How anyone can argue that Munich paints Palestinian terrorists in a positive light is beyond me. Sure, these men are shown as humans, with families, with jobs. But terrorists are human! They don’t have claws and fangs and look like monsters. They look like everyone else, as do murderers and rapists and priests who molest children. That’s what makes it so chilling when an average member of society puts a bomb in his backpack and blows up the London Underground.
Others complain that some members of the Israeli assassination squad actually feel conflicted about what they are doing, rather than acting like robotic killers without souls. The film’s poster, pictured above, really enrages them. At the beginning of Munich, as they carry out assassinations across Europe, from Paris to Rome to Athens, they don’t have any qualms. In fact, after the first killing, they celebrate. But some of the men come to realize they are fighting a losing battle when the terrorists they kill are replaced by other terrorists immediately. They begin to question what they’re doing when they realize they are being hunted themselves, that they and their families will probably never be safe again in their lives. And spending all of your time planning ways to kill people, while being separated from your loved ones for years, is probably not great for a person’s mental health. These seem like perfectly normal, human reactions to me.

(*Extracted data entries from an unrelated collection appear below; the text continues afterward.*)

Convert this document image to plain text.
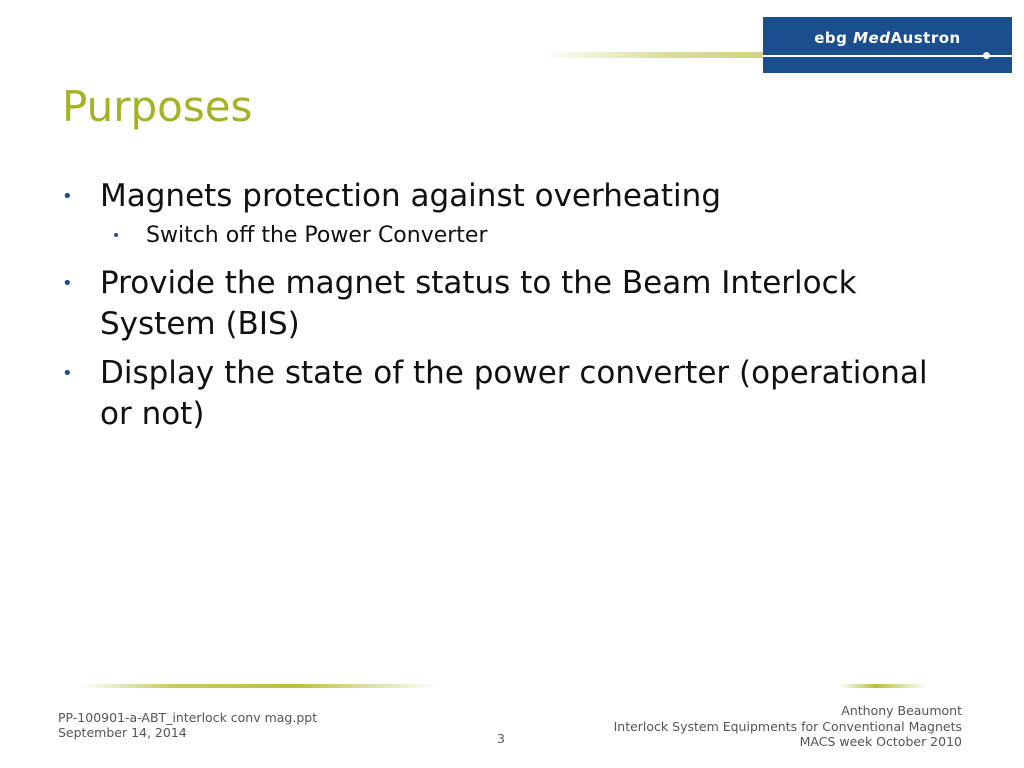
ebg MedAustron
Purposes
• Magnets protection against overheating
• Switch off the Power Converter
• Provide the magnet status to the Beam Interlock System (BIS)
• Display the state of the power converter (operational or not)
PP-100901-a-ABT_interlock conv mag.ppt
September 14, 2014	3
Anthony Beaumont
Interlock System Equipments for Conventional Magnets
MACS week October 2010
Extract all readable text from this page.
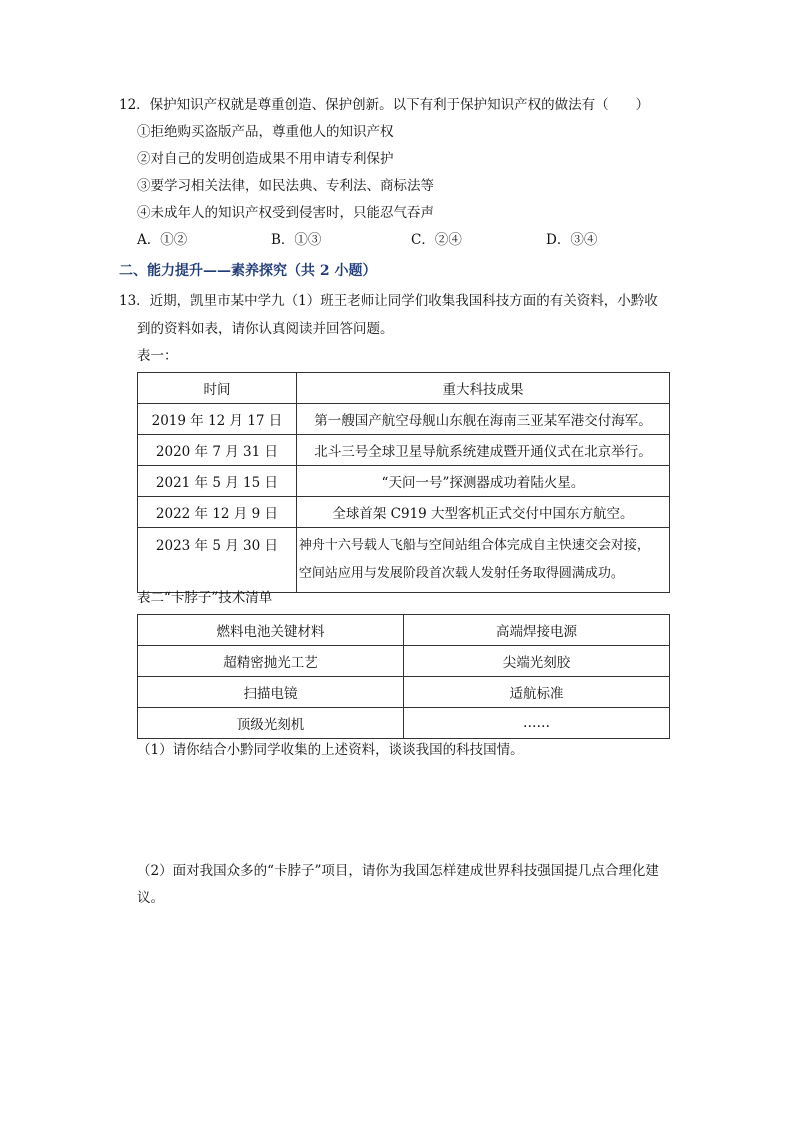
12．保护知识产权就是尊重创造、保护创新。以下有利于保护知识产权的做法有（　　）
①拒绝购买盗版产品，尊重他人的知识产权
②对自己的发明创造成果不用申请专利保护
③要学习相关法律，如民法典、专利法、商标法等
④未成年人的知识产权受到侵害时，只能忍气吞声
A．①②	B．①③	C．②④	D．③④
二、能力提升——素养探究（共 2 小题）
13．近期，凯里市某中学九（1）班王老师让同学们收集我国科技方面的有关资料，小黔收
到的资料如表，请你认真阅读并回答问题。
表一：
时间	重大科技成果
2019 年 12 月 17 日	第一艘国产航空母舰山东舰在海南三亚某军港交付海军。
2020 年 7 月 31 日	北斗三号全球卫星导航系统建成暨开通仪式在北京举行。
2021 年 5 月 15 日	“天问一号”探测器成功着陆火星。
2022 年 12 月 9 日	全球首架 C919 大型客机正式交付中国东方航空。
2023 年 5 月 30 日	神舟十六号载人飞船与空间站组合体完成自主快速交会对接，
空间站应用与发展阶段首次载人发射任务取得圆满成功。
表二“卡脖子”技术清单
燃料电池关键材料	高端焊接电源
超精密抛光工艺	尖端光刻胶
扫描电镜	适航标准
顶级光刻机	……
（1）请你结合小黔同学收集的上述资料，谈谈我国的科技国情。
（2）面对我国众多的“卡脖子”项目，请你为我国怎样建成世界科技强国提几点合理化建
议。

There is a difference between ideology and art, a concept that many of the pundits criticizing the film are too hysterical to understand. Munich raises a lot of thorny issues, but the audience is left to figure out the meaning for themselves. The film, which closes on a shot of the World Trade Center (RIP), offers no answers, just raises questions. It’s often a muddled and confusing and maddening film. It’s a big mess, just like the conflict in the Middle East.